Measuring Time-Series Dataset Similarity using Wasserstein Distance
This addresses the need for dataset similarity measures in time-series foundation model research, aiding tasks like model selection and finetuning, but is incremental as it applies an existing distance metric to a new context.
The paper tackles the problem of measuring similarity between time-series datasets by proposing a method based on Wasserstein distance, representing datasets as multivariate normal distributions, and shows it effectively identifies similar datasets and estimates foundation model inference performance with correlations over 0.60.

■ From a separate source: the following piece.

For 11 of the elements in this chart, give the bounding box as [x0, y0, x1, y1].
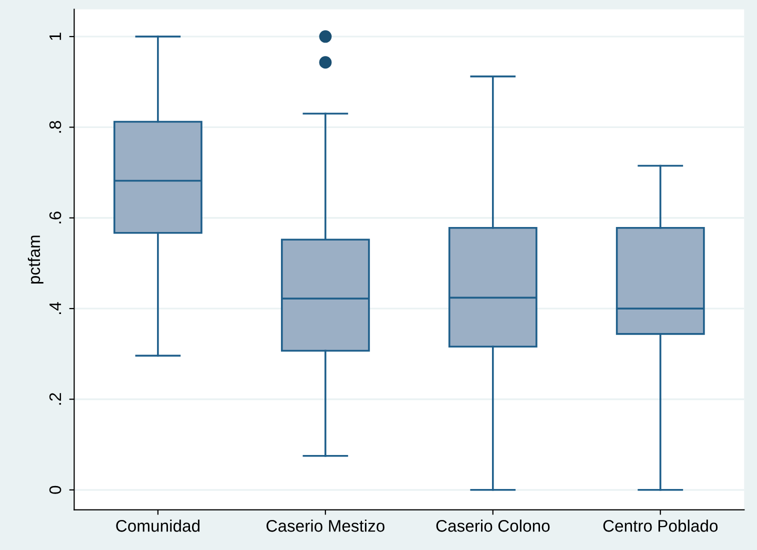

The emergence of time-series foundation model research elevates the growing need to measure the (dis)similarity of time-series datasets. A time-series dataset similarity measure aids research in multiple ways, including model selection, finetuning, and visualization. In this paper, we propose a distribution-based method to measure time-series dataset similarity by leveraging the Wasserstein distance. We consider a time-series dataset an empirical instantiation of an underlying multivariate normal distribution (MVN). The similarity between two time-series datasets is thus computed as the Wasserstein distance between their corresponding MVNs. Comprehensive experiments and visualization show the effectiveness of our approach. Specifically, we show how the Wasserstein distance helps identify similar time-series datasets and facilitates inference performance estimation of foundation models in both out-of-distribution and transfer learning evaluation, with high correlations between our proposed measure and the inference loss (>0.60).